I recently tried to use the Polar Alignment Assistant and found some weird issues. I'm located in the Southern Hemisphere and I was wondering if it could be related to that...
At one point it asks you to rotate the scope East or West. I had to pick the "opposite" to get the right direction of movement.
During the process you get feedback on how far from the pole it thinks you are. I am going to go back over the documentation to understand things more, because I got a number of different values of various degrees, including at one point being "70" degrees off!
I'm using Kubuntu with the latest package builds installed.
One thing some have found is that you should put your scope back to park before each use. Makes sense I suppose because if you try two in a row, you'll get counterweights up. I think it might work if you change directions on a second iteration but I haven't tested it. (Not saying you need to do it more than once but I'be been using it a second time to check the result.)
I picked the opposite direction for the second iteration each time. It said I was so far out from the pole that it couldn't find it in the FOV. I'm at about 1500mm, so I assume a more restricted FOV makes it harder to be on target.

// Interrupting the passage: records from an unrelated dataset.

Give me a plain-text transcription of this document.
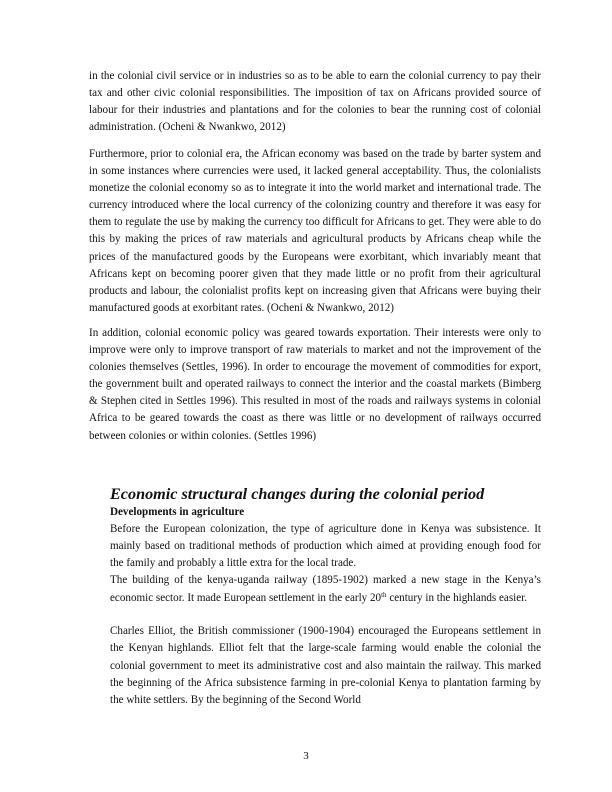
in the colonial civil service or in industries so as to be able to earn the colonial currency to pay their tax and other civic colonial responsibilities. The imposition of tax on Africans provided source of labour for their industries and plantations and for the colonies to bear the running cost of colonial administration. (Ocheni & Nwankwo, 2012)

Furthermore, prior to colonial era, the African economy was based on the trade by barter system and in some instances where currencies were used, it lacked general acceptability. Thus, the colonialists monetize the colonial economy so as to integrate it into the world market and international trade. The currency introduced where the local currency of the colonizing country and therefore it was easy for them to regulate the use by making the currency too difficult for Africans to get. They were able to do this by making the prices of raw materials and agricultural products by Africans cheap while the prices of the manufactured goods by the Europeans were exorbitant, which invariably meant that Africans kept on becoming poorer given that they made little or no profit from their agricultural products and labour, the colonialist profits kept on increasing given that Africans were buying their manufactured goods at exorbitant rates. (Ocheni & Nwankwo, 2012)

In addition, colonial economic policy was geared towards exportation. Their interests were only to improve were only to improve transport of raw materials to market and not the improvement of the colonies themselves (Settles, 1996). In order to encourage the movement of commodities for export, the government built and operated railways to connect the interior and the coastal markets (Bimberg & Stephen cited in Settles 1996). This resulted in most of the roads and railways systems in colonial Africa to be geared towards the coast as there was little or no development of railways occurred between colonies or within colonies. (Settles 1996)

Economic structural changes during the colonial period
Developments in agriculture

Before the European colonization, the type of agriculture done in Kenya was subsistence. It mainly based on traditional methods of production which aimed at providing enough food for the family and probably a little extra for the local trade.

The building of the kenya-uganda railway (1895-1902) marked a new stage in the Kenya’s economic sector. It made European settlement in the early 20th century in the highlands easier.

Charles Elliot, the British commissioner (1900-1904) encouraged the Europeans settlement in the Kenyan highlands. Elliot felt that the large-scale farming would enable the colonial the colonial government to meet its administrative cost and also maintain the railway. This marked the beginning of the Africa subsistence farming in pre-colonial Kenya to plantation farming by the white settlers. By the beginning of the Second World

3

I'll try the park scope next time as well - maybe that will help.
Edit: Just looked at the video - my FOV is too narrow. Ok, will have to think about this more.
I might have to use another tool instead. I can't use the legacy PA as it wants me to go to the North meridian, but that's not possible for my current situation.
Well the only thing I can say is - and you probably have already done this - download the very large astrometry files for narrower FOV operation. Now I see why a lot of people like pole-master. Probably help a lot in your situation. Also try PHD2 polar align tool - not the drift align tool - I think its only on linux at the moment.